None of the interviewed stakeholders expressed resistance to the program, but several noted that when it was being developed, there was notable resistance from law enforcement agencies and law enforcement associations. Most of that resistance involved concern among local law enforcement officers that the program could take away their ability to determine whether an arrest could be made in certain situations, an ongoing concern during the early years of program implementation. In addition, numerous officers believed this type of program would infringe on their ability to perform their duty and would override their power to use discretion. Over time—through trainings, interactions with the program staff and participants, and changes in law enforcement leadership—law enforcement agencies generally became more supportive of the program.
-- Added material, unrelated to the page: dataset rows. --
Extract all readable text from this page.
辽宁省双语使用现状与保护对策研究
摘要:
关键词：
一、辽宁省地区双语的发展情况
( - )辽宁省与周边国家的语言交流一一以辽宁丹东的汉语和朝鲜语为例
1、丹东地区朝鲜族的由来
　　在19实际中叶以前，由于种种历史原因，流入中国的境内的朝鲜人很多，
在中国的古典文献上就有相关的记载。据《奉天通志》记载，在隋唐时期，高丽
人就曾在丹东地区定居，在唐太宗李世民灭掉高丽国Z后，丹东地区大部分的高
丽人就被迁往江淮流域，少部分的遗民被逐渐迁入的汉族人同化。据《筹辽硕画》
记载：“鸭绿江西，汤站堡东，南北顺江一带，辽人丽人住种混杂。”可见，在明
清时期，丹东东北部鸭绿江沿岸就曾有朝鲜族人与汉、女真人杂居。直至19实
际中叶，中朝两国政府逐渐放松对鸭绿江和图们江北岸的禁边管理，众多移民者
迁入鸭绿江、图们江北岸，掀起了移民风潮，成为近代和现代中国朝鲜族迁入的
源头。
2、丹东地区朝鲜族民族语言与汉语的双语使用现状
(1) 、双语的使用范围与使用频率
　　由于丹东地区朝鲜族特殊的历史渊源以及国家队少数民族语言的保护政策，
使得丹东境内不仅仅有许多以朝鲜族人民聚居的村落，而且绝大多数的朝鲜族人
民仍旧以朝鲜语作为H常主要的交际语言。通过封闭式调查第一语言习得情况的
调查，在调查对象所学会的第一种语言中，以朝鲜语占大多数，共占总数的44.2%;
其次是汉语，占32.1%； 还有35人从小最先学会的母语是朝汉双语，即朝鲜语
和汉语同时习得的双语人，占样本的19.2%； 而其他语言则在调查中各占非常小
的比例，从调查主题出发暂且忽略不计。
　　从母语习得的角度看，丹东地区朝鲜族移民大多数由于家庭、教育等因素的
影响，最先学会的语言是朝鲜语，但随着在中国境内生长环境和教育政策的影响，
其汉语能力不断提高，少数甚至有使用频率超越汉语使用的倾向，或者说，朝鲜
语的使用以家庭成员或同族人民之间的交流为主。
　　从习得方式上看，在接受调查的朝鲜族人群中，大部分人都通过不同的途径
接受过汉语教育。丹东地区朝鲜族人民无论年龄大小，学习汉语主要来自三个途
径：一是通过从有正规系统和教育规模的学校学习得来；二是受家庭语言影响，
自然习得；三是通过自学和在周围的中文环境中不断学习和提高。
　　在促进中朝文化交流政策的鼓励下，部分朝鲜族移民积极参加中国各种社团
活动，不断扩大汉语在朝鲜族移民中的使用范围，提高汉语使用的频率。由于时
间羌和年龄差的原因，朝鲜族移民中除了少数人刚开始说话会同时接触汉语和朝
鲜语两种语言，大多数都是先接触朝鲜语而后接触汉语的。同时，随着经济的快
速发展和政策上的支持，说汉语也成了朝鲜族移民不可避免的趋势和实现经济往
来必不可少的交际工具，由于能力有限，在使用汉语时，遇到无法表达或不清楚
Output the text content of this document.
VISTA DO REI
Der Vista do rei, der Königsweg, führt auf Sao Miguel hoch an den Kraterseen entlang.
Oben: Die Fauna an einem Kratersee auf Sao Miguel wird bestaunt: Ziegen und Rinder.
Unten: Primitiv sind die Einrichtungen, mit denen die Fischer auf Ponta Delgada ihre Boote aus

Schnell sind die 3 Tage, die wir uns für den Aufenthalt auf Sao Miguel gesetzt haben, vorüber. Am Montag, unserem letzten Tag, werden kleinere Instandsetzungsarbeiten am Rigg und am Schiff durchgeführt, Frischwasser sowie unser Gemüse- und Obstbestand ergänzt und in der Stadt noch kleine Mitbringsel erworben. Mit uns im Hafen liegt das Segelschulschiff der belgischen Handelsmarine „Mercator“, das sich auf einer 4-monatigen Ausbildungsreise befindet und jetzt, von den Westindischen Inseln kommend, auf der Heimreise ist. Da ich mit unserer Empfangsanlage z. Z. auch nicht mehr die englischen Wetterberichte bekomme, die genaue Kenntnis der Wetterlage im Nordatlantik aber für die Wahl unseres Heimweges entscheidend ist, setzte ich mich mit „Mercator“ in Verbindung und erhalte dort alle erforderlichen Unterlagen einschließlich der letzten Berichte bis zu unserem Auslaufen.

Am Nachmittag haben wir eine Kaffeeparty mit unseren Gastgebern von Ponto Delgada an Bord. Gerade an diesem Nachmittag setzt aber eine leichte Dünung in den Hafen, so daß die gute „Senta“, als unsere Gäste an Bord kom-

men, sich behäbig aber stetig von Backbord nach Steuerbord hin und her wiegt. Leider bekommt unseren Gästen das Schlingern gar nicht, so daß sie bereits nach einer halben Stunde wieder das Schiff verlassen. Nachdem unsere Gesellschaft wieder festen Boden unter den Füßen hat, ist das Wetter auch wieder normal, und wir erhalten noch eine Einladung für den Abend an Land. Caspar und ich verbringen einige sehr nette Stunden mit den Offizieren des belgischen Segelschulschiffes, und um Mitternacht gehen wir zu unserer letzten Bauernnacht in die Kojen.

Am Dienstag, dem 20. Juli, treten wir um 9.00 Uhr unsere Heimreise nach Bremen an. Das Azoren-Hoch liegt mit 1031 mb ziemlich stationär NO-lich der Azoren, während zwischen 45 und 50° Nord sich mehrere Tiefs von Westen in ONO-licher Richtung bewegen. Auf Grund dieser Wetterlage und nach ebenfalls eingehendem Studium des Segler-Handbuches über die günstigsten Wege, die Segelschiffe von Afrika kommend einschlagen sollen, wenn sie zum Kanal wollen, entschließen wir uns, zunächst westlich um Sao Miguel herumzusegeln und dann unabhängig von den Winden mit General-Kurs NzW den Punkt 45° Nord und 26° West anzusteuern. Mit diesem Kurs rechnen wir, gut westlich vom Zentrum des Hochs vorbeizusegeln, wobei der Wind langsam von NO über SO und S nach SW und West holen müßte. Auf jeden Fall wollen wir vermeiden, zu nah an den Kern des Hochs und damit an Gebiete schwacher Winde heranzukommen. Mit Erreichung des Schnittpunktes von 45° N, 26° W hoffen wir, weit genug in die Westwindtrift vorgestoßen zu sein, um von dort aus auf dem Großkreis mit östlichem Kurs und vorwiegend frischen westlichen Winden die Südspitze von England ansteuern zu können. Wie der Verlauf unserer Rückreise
Several stakeholders strongly support the program but believe it does not “do enough” (in the words of one interviewee) to reduce countywide arrests and incarceration. They want it to expand eligibility requirements to include more offenses, including additional misdemeanor charges and some felony charges. Simply put, many stakeholders feel the program has positively impacted participants but that too few people have been able to participate, leaving more people involved in the local justice system than necessary.

Some stakeholders criticized the program for making eligibility requirements too restrictive and not allowing enough access the program, which they consider essential to diverting people from the criminal justice system pre-charge. Many interviewees believe other communities would benefit from implementing similar programs to divert people from the justice system.